All of my clients are obviously worried about food and I think with little else to concentrate on, their anxieties are being amplified, like they are for all of us really. It’s a scary time. I’m speaking to all my clients on the phone twice a week and more if necessary. Things that would normally be a small issue are now a bigger deal.

 I have one client I’m particularly concerned about. I supported him before in 2018 and he came back to us at the beginning of this year. He’s a former English teacher in his 60’s and spent a lot of his abroad, but sadly his wife died and he came back to England and eventually became homeless. In 2018 we supported him back into a home and full-time work, but he suffered a stroke in November last year and he’s lost his memory, ability to read and write properly and is now suffering with high levels of anxiety which he never has before. The consultant at the hospital discharged him from their care recently and I had sourced some local community groups for him to start attending but obviously he can’t do that now with the lockdown regulations. Normally I see him every Wednesday morning at home but I can’t do that now and the change in this routine is really affecting him. He’s really struggling. He doesn’t have any family or friends and I’m really worried about how long he can carry on like this. It’s horrible not being able to see him. I text him every morning and we have a chat every day.

A lot of the clients are doing OK they just enjoy the phone contact and to know that I’m still here supporting them.  A lot ask “how are you” and they’re asking after Ava so that’s really nice that they’re looking out for us as well. I worry about all my clients. I worry that one or two of them might accidentally overdose when it’s all over because they can’t get their drugs at the minute. I know people think they shouldn’t be taking drugs at all but there’s a huge psychological impact, obviously it’s not good that they take drugs in the first place but the effect and the aftermath of them not taking drugs is even worse when the proper levels of addiction support aren’t available at the minute.  

I feel really strange and very tired.
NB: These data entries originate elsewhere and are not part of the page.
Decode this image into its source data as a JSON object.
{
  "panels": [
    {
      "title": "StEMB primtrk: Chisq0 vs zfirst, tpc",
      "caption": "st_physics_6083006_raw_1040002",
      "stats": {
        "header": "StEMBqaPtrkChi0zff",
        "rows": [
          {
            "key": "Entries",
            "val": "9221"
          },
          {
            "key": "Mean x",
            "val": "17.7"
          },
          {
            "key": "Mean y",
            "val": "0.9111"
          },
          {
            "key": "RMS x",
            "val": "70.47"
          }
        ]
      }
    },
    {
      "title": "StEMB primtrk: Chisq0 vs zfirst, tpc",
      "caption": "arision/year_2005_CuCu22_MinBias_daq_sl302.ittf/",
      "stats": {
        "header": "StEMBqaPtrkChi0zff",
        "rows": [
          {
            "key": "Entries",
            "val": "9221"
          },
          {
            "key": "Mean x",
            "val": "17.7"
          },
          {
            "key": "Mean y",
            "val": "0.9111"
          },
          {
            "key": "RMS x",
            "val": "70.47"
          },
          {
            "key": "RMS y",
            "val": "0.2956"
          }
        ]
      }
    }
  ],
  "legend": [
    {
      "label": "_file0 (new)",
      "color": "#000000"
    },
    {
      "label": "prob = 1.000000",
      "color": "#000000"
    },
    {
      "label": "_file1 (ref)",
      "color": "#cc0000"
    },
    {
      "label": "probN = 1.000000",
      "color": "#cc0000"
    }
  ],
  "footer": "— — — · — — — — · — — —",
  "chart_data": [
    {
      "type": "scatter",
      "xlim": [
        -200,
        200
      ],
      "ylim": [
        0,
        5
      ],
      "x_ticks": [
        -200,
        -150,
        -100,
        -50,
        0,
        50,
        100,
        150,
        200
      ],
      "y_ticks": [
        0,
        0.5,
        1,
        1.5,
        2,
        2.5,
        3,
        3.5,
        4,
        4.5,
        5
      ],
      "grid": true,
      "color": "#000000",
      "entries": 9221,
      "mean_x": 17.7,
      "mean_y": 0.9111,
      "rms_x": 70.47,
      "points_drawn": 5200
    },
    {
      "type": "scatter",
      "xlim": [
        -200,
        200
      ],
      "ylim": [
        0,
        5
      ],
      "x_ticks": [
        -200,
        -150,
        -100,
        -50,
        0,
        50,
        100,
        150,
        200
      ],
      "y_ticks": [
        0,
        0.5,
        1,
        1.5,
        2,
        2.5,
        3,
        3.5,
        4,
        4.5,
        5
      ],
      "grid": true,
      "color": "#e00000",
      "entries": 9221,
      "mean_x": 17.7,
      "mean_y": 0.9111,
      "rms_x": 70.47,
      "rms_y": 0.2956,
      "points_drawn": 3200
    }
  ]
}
It’s really hard having Ava at home and I don’t feel as though I’m doing enough. I want to be doing more but it’s difficult and it’s too much of a risk to send Ava to school and there’s no reason for her to be there because I’m working from home. I’m trying to do school work with her but then the phone goes and I have to break off, she gets distracted really easily so she’s off onto the next thing whilst I’m on the phone. It’s really hard and I do get anxious about what’s going to happen".